Opener “Set Water to Flames” is a clear high point. Genevieve’s vocals are a bright contrast to the blackened industrial ambience provided by S. De La Moth. Martial drumming resonates clearly throughout this track, an influence that will appear again and again. At over twelve minutes, it never once comes off as over long or drawn out.It is cold and forbidding, eschewing technicality for pure, brutal wintry ambience.

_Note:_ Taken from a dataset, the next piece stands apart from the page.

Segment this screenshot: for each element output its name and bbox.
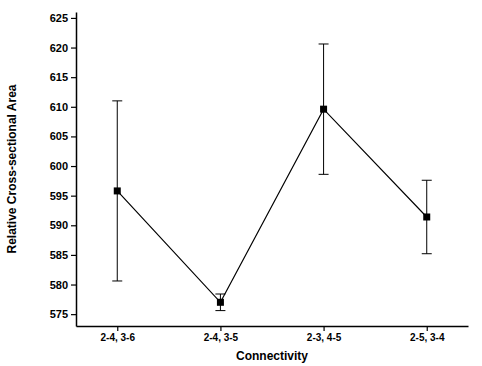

“Salamandra” takes a more neofolk approach; while the instrumentals maintain an industrial edge, Genevieve is in full form here. Her performance throughout this record is uplifting, keeping it from becoming too arduous of a listen. Bringing to mind Lisa Gerrard of Dead Can Dance, there is a haunting, occult-tinged beauty that matches perfectly with the ugliness of the instrumentals. “Arsenikon (Faded in Discord)” is, appropriately, far more entropic compared to the first half of the record. S. De La Moth takes the helm here, powering through a freeform instrumental that is more noisey than anything prior. Genevieve, for once on this record, sounds like she’s being overpowered by what’s going on around her.
As this record progresses, it appears to break down into more and more experimental flourishes. Whether it’s the distorted strings of “Disease of Fear” to the funereal death march of “Cup of Oblivion” this record maintains a cohesive style without becoming repetitive, which is a difficult achievement considering how limited the instrumental palette is.
Menace Ruine have crafted a discography that places them on the outliers of genre definitions. Alight in Ashes is a haunting, powerful document in their history. While the duality of this record may be offputting at first listen, listen to it a few times, let it sink in. Menace Ruine remind us that there can be beauty in the grotesque.